An intentional violation of the law, standing alone, is insufficient to constitute a crime involving moral turpitude, since nearly every criminal offense violation requires this form of general criminal intent, yet only some of them are CMTs, while others are not.  As the Supreme Court has stated: “No moral turpitude is involved [where] intentional violation is sufficient to constitute guilt.”[77]

[76] Matter of P, 6 I. & N. Dec. 795, 798 (BIA 1955).

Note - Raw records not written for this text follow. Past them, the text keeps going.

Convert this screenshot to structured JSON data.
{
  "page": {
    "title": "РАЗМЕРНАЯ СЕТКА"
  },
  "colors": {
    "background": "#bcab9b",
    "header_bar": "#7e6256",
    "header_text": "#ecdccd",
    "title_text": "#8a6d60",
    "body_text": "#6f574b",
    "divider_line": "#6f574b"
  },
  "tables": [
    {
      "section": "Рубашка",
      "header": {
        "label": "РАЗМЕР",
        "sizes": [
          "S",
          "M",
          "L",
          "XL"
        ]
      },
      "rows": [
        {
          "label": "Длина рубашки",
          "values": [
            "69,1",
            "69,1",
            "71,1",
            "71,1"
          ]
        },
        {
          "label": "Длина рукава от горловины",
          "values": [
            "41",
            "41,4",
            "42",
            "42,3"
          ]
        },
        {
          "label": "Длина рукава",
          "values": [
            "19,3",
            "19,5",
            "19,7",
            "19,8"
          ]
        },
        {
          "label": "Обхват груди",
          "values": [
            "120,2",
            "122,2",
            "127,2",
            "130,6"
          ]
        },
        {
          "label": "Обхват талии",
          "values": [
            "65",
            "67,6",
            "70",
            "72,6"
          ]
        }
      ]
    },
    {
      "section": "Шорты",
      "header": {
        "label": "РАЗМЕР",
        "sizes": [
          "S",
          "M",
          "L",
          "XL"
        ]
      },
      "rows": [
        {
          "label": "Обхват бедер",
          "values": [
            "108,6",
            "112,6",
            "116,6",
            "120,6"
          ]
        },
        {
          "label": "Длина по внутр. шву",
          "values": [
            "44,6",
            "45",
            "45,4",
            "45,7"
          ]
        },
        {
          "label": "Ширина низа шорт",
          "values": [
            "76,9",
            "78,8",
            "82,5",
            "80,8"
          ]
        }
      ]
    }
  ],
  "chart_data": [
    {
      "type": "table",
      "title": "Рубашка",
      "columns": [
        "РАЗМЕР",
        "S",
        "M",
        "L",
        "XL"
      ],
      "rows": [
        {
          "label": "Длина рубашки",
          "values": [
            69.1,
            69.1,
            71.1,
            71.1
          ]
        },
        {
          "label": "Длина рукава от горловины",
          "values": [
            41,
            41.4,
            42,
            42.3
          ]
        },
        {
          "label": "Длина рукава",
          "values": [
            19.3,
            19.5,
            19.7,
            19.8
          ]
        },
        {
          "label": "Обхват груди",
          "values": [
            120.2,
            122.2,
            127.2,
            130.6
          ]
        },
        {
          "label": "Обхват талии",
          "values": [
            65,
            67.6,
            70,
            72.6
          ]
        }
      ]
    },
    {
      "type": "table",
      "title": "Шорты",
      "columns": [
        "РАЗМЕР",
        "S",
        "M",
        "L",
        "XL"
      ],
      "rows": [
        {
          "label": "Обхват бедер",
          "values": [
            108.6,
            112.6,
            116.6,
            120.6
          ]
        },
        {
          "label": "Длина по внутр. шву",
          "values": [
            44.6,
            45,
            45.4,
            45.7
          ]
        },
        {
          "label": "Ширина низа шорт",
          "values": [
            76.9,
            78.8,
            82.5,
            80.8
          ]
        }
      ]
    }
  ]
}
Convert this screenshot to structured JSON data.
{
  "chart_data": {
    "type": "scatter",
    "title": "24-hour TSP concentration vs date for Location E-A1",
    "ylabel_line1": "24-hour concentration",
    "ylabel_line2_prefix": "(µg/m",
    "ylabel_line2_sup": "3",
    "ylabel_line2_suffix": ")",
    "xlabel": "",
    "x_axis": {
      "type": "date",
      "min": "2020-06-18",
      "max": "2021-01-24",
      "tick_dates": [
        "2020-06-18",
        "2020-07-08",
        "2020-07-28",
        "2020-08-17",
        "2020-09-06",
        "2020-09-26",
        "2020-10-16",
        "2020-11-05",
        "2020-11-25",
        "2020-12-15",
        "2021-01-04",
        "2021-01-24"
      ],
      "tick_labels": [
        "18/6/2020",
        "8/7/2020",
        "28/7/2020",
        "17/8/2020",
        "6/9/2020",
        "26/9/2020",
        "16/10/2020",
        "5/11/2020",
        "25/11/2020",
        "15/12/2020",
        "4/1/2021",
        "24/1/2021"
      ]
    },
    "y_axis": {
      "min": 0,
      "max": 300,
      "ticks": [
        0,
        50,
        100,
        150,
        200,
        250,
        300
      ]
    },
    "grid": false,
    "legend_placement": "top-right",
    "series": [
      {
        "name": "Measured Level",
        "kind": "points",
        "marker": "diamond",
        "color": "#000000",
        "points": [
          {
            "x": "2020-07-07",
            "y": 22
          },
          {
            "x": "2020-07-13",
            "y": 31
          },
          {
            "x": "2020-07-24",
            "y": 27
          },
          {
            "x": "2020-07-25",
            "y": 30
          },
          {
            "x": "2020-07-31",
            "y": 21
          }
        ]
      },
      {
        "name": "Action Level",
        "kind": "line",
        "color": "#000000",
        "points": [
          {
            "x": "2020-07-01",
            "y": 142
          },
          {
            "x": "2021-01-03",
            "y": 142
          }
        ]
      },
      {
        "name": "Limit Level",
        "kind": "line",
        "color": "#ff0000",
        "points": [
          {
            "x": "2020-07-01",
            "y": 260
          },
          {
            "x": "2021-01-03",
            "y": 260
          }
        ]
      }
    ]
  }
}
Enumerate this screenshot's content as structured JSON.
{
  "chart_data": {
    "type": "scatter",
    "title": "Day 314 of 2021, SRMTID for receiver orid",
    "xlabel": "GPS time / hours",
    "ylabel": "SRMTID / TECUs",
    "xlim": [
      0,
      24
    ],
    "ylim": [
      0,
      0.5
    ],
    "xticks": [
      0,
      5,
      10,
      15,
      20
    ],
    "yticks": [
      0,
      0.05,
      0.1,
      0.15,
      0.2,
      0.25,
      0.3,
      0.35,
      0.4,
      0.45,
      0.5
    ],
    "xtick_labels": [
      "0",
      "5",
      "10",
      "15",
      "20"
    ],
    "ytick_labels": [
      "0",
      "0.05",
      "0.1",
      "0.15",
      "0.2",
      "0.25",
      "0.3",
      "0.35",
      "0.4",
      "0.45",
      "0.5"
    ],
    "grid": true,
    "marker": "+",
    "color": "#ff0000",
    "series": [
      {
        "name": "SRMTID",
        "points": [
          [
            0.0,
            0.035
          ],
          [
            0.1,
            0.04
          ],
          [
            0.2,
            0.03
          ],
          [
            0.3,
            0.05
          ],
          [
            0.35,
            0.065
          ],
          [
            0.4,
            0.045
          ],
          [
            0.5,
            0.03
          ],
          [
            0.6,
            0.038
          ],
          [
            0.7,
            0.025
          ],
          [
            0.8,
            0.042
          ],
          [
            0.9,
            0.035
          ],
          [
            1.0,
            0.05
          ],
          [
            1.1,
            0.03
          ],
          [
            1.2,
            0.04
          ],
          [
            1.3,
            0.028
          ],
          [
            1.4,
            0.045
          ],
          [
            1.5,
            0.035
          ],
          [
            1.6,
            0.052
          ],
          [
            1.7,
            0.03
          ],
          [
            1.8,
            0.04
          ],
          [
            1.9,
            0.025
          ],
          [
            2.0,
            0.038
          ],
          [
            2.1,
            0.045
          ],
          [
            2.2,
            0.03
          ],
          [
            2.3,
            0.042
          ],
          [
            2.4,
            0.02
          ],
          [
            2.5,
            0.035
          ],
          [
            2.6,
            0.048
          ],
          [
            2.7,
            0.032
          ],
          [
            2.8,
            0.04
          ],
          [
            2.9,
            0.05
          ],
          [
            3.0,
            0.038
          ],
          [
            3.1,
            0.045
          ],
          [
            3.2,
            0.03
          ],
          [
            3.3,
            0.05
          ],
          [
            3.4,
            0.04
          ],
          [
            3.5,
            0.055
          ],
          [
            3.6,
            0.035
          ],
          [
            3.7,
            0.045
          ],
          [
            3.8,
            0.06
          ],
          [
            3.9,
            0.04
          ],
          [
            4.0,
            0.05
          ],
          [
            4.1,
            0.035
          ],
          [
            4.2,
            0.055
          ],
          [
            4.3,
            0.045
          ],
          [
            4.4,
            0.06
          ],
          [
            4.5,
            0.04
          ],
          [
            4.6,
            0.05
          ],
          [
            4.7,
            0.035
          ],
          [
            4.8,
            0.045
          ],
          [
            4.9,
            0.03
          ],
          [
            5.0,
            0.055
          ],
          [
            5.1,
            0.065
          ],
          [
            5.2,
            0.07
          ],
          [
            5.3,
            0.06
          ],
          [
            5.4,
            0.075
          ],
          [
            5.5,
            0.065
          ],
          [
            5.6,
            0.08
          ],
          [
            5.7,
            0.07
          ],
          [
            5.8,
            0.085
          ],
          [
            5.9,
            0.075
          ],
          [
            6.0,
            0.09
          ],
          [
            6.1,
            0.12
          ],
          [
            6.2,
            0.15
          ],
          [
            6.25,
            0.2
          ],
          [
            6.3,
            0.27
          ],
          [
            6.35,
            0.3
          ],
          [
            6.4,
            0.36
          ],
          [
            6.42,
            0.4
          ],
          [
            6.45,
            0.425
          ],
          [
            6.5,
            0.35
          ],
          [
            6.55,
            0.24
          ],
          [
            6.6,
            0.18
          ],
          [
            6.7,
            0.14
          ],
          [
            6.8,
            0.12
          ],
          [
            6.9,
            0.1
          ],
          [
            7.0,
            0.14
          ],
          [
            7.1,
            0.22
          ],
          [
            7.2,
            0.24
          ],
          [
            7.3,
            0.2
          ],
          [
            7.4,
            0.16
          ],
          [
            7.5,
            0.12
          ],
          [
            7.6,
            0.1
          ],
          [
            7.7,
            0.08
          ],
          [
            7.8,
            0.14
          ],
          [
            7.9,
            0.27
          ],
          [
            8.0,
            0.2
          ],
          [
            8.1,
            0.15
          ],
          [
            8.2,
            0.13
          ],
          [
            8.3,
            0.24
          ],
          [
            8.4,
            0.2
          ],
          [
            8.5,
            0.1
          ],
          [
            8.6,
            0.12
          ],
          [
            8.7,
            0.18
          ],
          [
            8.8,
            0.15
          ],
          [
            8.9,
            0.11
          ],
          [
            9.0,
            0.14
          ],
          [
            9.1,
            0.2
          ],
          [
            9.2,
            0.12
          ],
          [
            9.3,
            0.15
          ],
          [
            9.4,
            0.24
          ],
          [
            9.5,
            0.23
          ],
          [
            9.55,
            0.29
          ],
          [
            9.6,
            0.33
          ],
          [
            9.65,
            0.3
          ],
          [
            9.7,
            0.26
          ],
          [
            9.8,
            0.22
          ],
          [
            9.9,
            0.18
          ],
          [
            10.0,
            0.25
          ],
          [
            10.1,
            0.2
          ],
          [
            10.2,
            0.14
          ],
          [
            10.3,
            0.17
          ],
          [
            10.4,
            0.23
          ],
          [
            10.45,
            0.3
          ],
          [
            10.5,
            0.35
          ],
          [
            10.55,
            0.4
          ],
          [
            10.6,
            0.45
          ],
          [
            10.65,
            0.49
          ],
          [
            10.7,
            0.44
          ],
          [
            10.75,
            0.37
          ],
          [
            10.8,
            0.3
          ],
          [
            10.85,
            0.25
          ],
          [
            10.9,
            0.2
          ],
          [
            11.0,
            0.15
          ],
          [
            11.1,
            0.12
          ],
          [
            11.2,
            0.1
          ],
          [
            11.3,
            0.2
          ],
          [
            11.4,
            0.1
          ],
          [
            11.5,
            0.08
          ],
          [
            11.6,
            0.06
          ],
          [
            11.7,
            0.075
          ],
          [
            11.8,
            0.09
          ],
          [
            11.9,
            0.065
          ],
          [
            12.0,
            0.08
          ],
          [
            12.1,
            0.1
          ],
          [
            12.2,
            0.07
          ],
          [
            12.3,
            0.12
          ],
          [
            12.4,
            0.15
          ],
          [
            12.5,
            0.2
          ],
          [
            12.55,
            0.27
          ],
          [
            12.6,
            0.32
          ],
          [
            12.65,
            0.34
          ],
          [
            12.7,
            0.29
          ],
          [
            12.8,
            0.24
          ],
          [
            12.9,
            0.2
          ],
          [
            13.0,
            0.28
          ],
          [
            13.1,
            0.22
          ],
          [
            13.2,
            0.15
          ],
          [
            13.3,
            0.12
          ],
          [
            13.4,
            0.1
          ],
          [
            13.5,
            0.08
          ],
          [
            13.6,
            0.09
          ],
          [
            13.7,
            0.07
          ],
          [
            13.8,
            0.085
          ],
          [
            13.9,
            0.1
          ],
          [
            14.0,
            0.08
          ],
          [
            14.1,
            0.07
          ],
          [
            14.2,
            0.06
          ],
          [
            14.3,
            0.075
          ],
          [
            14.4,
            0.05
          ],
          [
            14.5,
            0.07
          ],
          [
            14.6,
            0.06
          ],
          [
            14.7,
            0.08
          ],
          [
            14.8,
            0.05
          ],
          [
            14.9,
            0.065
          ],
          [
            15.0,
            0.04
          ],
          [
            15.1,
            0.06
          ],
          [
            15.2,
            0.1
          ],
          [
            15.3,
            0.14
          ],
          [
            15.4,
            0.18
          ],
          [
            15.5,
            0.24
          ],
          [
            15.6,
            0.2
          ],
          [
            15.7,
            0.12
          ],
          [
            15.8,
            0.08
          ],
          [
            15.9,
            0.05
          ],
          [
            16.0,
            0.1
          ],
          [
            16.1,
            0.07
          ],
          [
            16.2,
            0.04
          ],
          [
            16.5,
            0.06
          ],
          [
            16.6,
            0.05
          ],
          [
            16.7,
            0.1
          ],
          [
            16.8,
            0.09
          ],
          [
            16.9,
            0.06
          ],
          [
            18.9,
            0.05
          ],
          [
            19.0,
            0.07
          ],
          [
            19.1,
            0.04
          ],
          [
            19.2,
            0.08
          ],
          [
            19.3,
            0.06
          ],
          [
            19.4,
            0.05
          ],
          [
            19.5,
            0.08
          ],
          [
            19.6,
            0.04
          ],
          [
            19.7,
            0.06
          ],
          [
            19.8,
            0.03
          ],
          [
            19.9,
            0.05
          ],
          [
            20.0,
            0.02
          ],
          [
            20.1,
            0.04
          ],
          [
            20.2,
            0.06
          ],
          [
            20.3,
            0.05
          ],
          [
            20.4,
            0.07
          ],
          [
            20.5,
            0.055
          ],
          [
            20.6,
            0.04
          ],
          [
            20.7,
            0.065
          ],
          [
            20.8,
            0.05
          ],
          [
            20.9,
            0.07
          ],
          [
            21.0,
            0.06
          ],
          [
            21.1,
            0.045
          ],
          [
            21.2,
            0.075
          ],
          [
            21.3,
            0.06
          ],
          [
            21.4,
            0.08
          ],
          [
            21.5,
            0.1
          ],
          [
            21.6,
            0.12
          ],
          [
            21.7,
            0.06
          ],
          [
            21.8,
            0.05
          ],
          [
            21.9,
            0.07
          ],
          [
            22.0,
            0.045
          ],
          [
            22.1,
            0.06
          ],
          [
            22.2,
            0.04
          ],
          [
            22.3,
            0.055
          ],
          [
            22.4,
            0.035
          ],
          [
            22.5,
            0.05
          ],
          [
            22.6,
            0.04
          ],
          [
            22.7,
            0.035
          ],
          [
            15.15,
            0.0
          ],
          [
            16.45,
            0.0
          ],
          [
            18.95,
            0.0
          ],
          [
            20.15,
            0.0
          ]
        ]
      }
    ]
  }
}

[77] Braden v. United States, 365 U.S. 431, 437, 81 S.Ct. 584 (1961) (witness was not immune from conviction of a violation of 2 U.S.C. § 192 for refusing to answer questions at a hearing of a subcommittee of the House Un-American Activities Committee in reliance upon his understanding of Supreme Court’s previous decisions), quoting Sinclair v. United States, 279 U.S. 263, 299, 49 S.Ct. 268, 274 (1929).



Fifth Circuit

Esparza-Rodriguez v. Holder, 699 F.3d 821 (5th Cir. Oct. 18, 2012) (Texas conviction of assault, in violation of Tex. Penal Code 22.01(a)(1), where the record shows intentional mens rea, is a crime of moral turpitude for immigration purposes), following Matter of Solon, 24 I. & N. Dec. 239, 241"42 (BIA 2007).